Acta Orthopaedica, 91:3, 230-231

How registry data can improve outcomes from joint replacement – a seminal paper

Keith Tucker
Hip Knee

Charnley, McKee and Ling, arguably the pioneers of Total Hip Replacement (THR), all recommended that there should be some sort of register for hip replacements. Perceptively, Sir John wrote in 1972: “Serious consideration should be given to establishing a Central Register to keep a finger on the pulse of total implant surgery on a nation-wide basis.” However, it was Peter Herberts and Lennart Ahnfelt, following the example set by the Swedish Knee Arthroplasty Register (SKAR 1975), who set up the world’s first hip register in 1979, the Swedish Hip Arthroplasty Registry (SHAR).

 

Nowadays we all realise how registers have formed the basis for the multitude of observational studies that have been conducted over the past 40+ years. What we have also, increasingly realized, is that collecting data is only half the job. It is what can be learnt from the data that is so important.

 

In their article: “Long-term registration has improved the quality of hip replacement” Herberts and Malchau (2000) reviewed the Swedish THR Register comparing the 160,000 cases contained within it. Not only did they show how huge amounts of observational data, can be collected, they introduced us to a methodology of its interrogation and ways of showing its value

 

They made it clear from the outset that it was their primary aim to make hip replacement safer and more reliable for patients. Another aim was to evaluate the performance of surgeons and implants whilst getting the information into the public domain, so as to influence health care policy. They argued that registry data, properly analysed, was more likely to give a true picture of the effectiveness of the operation than a clinical trial or RCT (Randomized Control Trial).
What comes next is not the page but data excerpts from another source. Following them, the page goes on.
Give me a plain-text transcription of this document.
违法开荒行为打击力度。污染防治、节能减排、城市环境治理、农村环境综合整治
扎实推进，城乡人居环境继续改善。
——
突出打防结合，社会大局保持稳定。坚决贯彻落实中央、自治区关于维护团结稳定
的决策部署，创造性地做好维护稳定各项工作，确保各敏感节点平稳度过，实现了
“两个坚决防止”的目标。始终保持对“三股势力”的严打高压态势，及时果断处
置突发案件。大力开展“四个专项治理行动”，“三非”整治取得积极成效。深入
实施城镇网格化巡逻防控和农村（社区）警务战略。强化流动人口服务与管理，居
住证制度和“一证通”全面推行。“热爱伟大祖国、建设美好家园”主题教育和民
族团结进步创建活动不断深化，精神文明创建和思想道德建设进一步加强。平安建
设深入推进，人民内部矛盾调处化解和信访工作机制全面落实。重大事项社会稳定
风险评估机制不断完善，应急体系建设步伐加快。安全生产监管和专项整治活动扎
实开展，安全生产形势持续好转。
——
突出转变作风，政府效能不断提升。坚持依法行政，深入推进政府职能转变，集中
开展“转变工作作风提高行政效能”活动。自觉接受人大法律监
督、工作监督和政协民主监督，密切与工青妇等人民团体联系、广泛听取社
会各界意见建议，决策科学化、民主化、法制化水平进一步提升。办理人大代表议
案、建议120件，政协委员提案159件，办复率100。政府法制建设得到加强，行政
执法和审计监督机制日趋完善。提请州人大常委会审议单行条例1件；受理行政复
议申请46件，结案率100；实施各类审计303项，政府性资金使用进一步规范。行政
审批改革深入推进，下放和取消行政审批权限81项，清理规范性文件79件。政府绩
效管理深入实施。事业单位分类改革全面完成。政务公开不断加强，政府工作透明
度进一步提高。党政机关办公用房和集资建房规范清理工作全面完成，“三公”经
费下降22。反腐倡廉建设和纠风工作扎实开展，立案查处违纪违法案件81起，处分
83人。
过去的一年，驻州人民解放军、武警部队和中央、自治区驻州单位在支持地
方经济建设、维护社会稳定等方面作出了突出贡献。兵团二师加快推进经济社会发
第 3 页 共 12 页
Importantly, they argued that registry data will include the results from all the surgeons doing the operation and not just from those in the originating centre.

 

The tools they used are second nature to us now. Revision of the implant was the trigger for further analysis whether it be surgical performance, the type of implant, the use of cement (and type of cement) etc. The risks of infection and its control were drawn out of the database besides the other common indications for revision. They defined revision whilst accepting that there are other definitions than their own.

 

Anyone who wants to make a registry work properly, will know that the stakeholders and all the people who contribute data, must gain benefit from it. It is pointless having a registry without “feedback”. Herberts and Malchau included interesting and pertinent demographic data. They showed graphs on trends, just as we all do nowadays. Importantly, they showed how, with SHAR, the revision rate in Sweden dropped. Importantly for many of us, they compared their “Post Registry” revision rate with reported revision rates in other countries.

 

Over the past 20 years there has been much debate as to which statistical methodology is the best for registry observational data. They used KM (Kaplan–Meier) which set the benchmark and has hardly ever been superseded.

 

The hallmarks of a first-class registry, as defined by ISAR (The International Society of Arthroplasty Registries) are completeness (all hospitals taking part), compliance (all operations being up-loaded) and linkability (the ability to link primary to revision operations in the same patient). Herberts and Malchau pioneered the importance of these standards whilst commenting on the importance they attached to validation. Validation is another of the standards expected by ISAR to qualify a registry to be in the first division. It is often difficult, time consuming and expensive but an effective method is discussed in the text.

 

Cost would have inevitably been a question that any reader would have been thinking about whilst reading this article in 2000. The authors pointed out that the costs of revision operations that could be prevented by surgeons taking heed of the findings reported in the article, would far outweigh the costs of the register and the expense of data analysis. They were fortunate that the advent of the registry was well timed in terms of the IT revolution that we all witnessed, towards the end of the last century. It has made data collection much easier, more accurate and much easier to analyse.

 

There must have been thousands of surgeons who read this article when it was published in 2000 and who were immediately struck by its importance. Surely, it can be assumed that it would not just have been UK surgeons, who had learned from the article that their revision rate was probably 3 times the Swedish rate, that their country also needed a joint replacement registry. There can be no doubt that SHAR and this paper accelerated the introduction of many of the registries we have today.

 

What is even more impressive is that when one reads the article again, very nearly 20 years later we still use virtually the same standards and methodology and reporting methods in most of the world’s registries today.

 

Of course, it is not just hips nowadays but all joints. The basics has been copied by other subspecialities in orthopaedics and increasingly in other medical specialities.

 

At the time this paper was revolutionary. There are often some who will dismiss/ridicule a novel idea which doesn’t sit comfortably with their own beliefs. It helped their cause that both Herberts and Malchau have always been held in the highest regard in terms of honesty and diligence, throughout the world.

 

This article, which many will now regard as seminal, set the pattern for the reporting of registry data, the methodology that should be used and introduced many of the important definitions that we have been using ever since.